Simple equations. Complex beauty.

This model is a true trefoil knot, generated directly from parametric equations and transformed into a smooth, continuous 3D form. Built from simple harmonic functions, the curve weaves through space and forms one of the most elegant and recognizable knots in mathematics.

Designed as a print-in-place model, this knot showcases the elegance of mathematics while being fully functional as a display piece, desk sculpture, or conversation starter.
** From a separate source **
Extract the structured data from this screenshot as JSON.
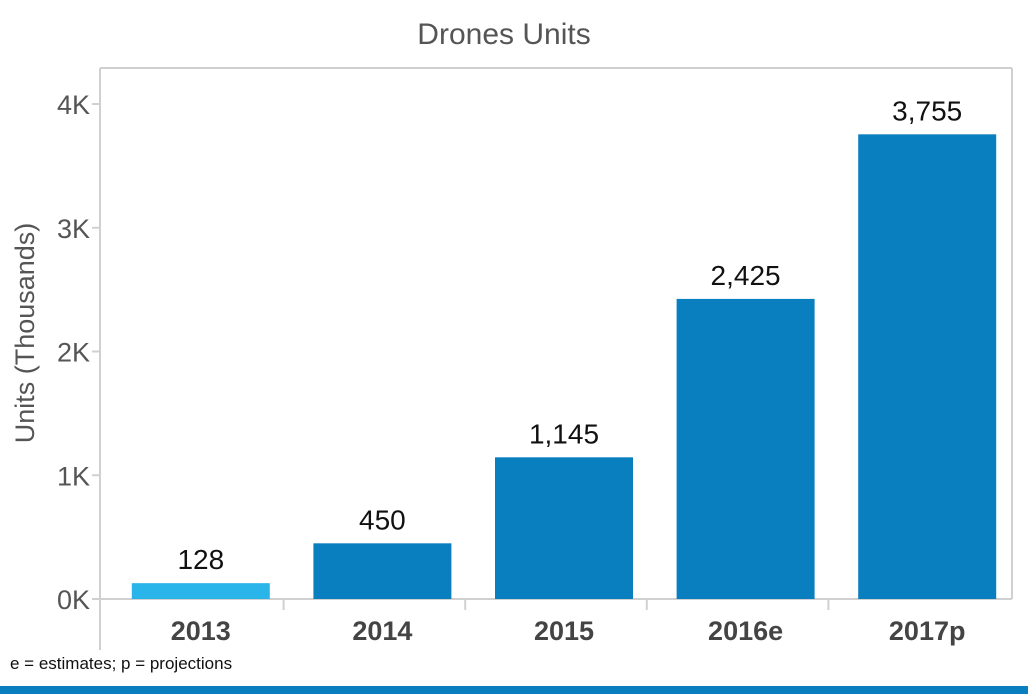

📐 The Formula Behind the Shape

x(t) = sin(t) + 2sin(2t)
y(t) = cos(t) − 2cos(2t)
z(t) = −sin(3t)

for 0 ≤ t ≤ 2π

✨ Features

• Mathematically accurate trefoil knot
• Smooth, continuous geometry
• Uniform thickness for strength and clean printing
• Visually striking from every angle
• Clean, efficient design

🖨️ Print Notes

• No supports required
• No brim required
• Prints clean with standard settings
• Model is scaled for easy printing but can be resized

💡 Use Cases

• Desk sculpture / conversation piece
• Educational model (math, topology)
• Unique gift
• Clean showcase print

🧠 Final Thought

A simple set of sine and cosine functions, when combined in just the right way, produces a structure that loops, twists, and ties itself into a perfect knot — a beautiful example of how mathematics turns simplicity into complexity.